В сундуке было пусто. Не дался в руки проклятый клад, слово надо верное знать. Во втором сундуке одиноко догнивала тряпичная кукла, в третьем смердело дохлыми кошками.
Ванька затряс головой, пристыдил сам себя: «Окстись, нешто за богатством пришел?» Коридоры уводили в глубь вурдалачьего логова. Зыбкий, разбавленный, словно молоко водой, дневной свет проникал через проломы и щели, окрашивая тьму мертвенной синевой. Местами потолок и вовсе обрушился, обломки камней громоздились под ногами, мешали идти. Сквозняки несли то потоки свежего весеннего воздуха, то гнилость и прель.

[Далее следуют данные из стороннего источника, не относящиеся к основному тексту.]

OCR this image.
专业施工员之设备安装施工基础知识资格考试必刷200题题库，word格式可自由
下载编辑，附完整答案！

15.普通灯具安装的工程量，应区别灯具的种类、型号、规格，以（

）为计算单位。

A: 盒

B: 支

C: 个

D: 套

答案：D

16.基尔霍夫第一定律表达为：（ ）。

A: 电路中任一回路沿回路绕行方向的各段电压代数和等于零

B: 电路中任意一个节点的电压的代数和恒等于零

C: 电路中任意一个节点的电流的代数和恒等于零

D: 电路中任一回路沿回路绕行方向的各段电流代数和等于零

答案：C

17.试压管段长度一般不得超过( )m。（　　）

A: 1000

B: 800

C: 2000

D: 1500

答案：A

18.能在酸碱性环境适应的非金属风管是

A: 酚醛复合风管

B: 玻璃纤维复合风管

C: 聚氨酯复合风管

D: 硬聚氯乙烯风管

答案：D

Ванька вывернул за угол и резко остановился, увидев впереди едва заметные отблески. Тусклый огонечек маячил во тьме. Сердце едва не вырвалось из груди, и парень спешно прикрыл лампадку рукой. Заметили, нет? Кто-то блуждал в темноте, огонек сместился и поплыл. Ванька крадучись двинулся следом и чуть не упал. Левая нога скользнула по краю, осыпав мелкие камешки. Прыгающий свет лампадки высветил бездонную пропасть. В полу зияла дыра, слышался отдаленный шум текущей воды. Уф, пронесло. Ваньку бросило в жар, он вытер пот с лица рукавом и чертыхнулся. Чужой огонечек пропал, затерялся во тьме. Ванька засуетился, вжался в стену и приставным шагом миновал провал по остатку пола шириною в ладонь. На глубине плеснуло, в воде мелькнула белесая спина с выпирающим позвоночником. Господи, чего только со страху не привидится! Ванька поспешил за огоньком, не забывая посвечивать под ноги. Очень уж не хотелось брякнуться костями в бездонную пустоту. Тьма сгустилась, стала непроницаемой, липла к лицу, выпускала длинные руки-пальцы, стремясь затушить лампадку. А потом тьма вкрадчиво позвала:
— Ванюша.
У Ваньки волосы поднялись дыбом.
— Ванечка.
Голос смутно знакомый, чарующий, коленки ослабли. Марьюшка?